感染の時点（POI）および感染後の温度の影響
Vero培養物を２つの異なる細胞密度で感染させ、感染後33±1℃または37±1℃のいずれかで培養した。感染性ウイルス力価はより高い細胞密度での感染によって向上しなかったが、それらはより低い感染後の培養温度を用いて1 log₁₀TCID₅₀/mL以上に増加した（図１９）。実験をくり返し、同様の傾向を認めた。

感染前培地の補給の影響
感染前培地に血清を補給することによって、感染性ウイルス力価は更に1 log₁₀TCID₅₀/mL以上に増加した（図２０）。

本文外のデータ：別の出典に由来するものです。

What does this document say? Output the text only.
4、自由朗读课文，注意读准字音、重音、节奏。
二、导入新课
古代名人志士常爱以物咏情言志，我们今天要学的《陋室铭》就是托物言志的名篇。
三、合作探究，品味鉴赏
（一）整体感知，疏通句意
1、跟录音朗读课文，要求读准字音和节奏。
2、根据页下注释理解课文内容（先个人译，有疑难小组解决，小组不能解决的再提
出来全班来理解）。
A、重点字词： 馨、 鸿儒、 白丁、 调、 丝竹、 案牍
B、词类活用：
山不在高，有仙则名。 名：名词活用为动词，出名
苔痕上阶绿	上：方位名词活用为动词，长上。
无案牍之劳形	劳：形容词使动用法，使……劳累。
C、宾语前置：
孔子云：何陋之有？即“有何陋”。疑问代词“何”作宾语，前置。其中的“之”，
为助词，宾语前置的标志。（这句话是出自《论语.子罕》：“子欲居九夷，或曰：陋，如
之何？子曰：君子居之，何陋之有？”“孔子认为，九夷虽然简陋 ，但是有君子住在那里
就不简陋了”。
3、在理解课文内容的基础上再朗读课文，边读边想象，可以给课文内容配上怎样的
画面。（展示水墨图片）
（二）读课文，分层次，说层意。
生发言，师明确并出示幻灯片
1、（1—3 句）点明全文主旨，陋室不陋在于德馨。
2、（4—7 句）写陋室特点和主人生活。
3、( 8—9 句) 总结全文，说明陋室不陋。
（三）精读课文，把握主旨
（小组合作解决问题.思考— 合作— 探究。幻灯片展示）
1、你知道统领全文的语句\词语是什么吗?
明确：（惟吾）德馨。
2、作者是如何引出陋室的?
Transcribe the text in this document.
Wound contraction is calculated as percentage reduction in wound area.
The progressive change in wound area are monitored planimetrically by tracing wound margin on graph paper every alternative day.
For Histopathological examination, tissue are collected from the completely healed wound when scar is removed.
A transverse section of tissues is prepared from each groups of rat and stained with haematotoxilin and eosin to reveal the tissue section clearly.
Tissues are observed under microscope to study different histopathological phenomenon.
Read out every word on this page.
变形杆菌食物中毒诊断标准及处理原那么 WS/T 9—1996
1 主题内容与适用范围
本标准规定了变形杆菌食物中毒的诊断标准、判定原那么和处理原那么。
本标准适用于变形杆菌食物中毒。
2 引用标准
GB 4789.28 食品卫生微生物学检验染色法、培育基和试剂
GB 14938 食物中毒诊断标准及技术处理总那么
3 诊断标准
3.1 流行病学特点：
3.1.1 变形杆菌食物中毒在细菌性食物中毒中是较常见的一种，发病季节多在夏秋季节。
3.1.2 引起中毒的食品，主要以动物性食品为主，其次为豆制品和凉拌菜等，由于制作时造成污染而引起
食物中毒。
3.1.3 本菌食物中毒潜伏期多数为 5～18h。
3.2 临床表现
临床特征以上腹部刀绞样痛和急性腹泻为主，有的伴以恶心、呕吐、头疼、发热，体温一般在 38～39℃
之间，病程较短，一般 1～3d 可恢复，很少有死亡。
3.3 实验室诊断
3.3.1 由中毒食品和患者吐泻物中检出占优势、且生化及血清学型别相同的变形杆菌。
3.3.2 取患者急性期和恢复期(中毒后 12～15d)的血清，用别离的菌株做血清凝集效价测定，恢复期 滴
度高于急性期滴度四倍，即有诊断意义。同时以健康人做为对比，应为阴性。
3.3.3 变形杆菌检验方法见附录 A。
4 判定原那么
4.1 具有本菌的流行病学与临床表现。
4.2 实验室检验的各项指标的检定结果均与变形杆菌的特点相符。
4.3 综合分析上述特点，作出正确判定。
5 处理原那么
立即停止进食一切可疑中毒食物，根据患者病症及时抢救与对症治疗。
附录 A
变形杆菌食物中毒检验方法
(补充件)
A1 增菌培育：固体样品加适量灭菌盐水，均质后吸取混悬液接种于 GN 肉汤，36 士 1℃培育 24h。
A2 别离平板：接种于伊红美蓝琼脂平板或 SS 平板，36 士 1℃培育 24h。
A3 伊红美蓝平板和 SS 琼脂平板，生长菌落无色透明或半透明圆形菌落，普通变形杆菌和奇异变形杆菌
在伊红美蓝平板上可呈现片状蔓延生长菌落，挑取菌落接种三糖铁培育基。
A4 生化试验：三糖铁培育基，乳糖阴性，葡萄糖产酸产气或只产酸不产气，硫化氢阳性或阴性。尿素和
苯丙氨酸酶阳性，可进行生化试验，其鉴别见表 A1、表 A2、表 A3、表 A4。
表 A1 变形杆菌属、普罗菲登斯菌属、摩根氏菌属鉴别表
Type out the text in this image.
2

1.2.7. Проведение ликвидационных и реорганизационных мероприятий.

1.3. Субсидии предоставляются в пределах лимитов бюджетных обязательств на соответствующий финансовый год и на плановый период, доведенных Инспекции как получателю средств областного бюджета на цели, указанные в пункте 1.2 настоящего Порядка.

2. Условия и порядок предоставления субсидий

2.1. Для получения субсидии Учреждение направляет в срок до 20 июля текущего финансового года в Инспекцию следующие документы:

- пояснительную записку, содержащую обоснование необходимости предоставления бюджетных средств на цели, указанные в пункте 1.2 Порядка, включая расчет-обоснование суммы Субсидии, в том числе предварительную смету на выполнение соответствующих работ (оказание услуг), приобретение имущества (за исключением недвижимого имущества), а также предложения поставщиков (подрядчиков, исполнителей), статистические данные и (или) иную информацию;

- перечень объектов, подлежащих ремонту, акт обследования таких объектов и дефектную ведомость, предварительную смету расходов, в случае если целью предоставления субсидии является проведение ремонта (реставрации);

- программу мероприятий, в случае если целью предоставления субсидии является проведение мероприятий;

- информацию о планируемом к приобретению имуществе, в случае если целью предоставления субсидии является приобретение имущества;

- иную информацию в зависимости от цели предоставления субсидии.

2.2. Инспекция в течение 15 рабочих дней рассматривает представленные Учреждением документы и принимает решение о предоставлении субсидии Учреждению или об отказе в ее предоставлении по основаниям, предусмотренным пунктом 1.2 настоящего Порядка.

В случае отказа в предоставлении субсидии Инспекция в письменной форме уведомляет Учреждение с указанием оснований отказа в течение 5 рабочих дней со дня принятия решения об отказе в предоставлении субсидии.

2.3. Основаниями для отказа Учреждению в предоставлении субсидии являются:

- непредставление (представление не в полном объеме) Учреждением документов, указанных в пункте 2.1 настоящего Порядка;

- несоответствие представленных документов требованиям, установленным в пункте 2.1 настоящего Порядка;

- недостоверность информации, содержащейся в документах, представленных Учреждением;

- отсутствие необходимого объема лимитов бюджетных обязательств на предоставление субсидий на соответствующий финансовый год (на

PIV-3 HN、PIV-3 F、およびRSV Fウイルスタンパク質の発現プロファイル
３つのRSV F2ウイルスタンパク質、PIV-3 HN、PIV-3 F、およびRSV Fの発現を、Vero細胞培養物における感染の間、免疫蛍光法によって観察した。細胞を複数の96ウェルプレートのSFM中に8 x 10³ 細胞/ウェルで播種した。播種4日後、プレートをDPBSで１回洗浄し、b/h PIV3/RSV F2ウイルスに0.001 MOIで感染させ、33±1℃、5±1％CO₂で培養した。感染後、様々な時間間隔で、96ウェルプレートを免疫染色に先だってパラホルムアルデヒド（4％）で固定した。図２１、２２、および２３は、３つのウイルスタンパク質すべてがSFM中のVero細胞の培養物によって発現されたことを示す。これらの図の画像は5X倍率で撮られた。

プロセスのスケールアップ
1700 cm² ローラーボトル（Coming）に1.75 x 10⁷ 細胞/ボトルでVero細胞を播種することによって、培地補給実験をくり返した。感染性ウイルス力価は、感染前に血清を補給した培養物において著しく高かった（図２４）。実験を２回くり返し、同様の傾向を認めた。

要約
重要なプロセスのパラメーターを特定し、感染プロセスを小規模の実験で最適化することによって、RSV F2感染性ウイルス力価は1 log₁₀ TCID₅₀/mL以上に増加した。b/h PIV3/RSV F2ウイルス産生プロセスは、一貫した再現性のある結果を持つローラーボトル実験においてスケールアップに成功した。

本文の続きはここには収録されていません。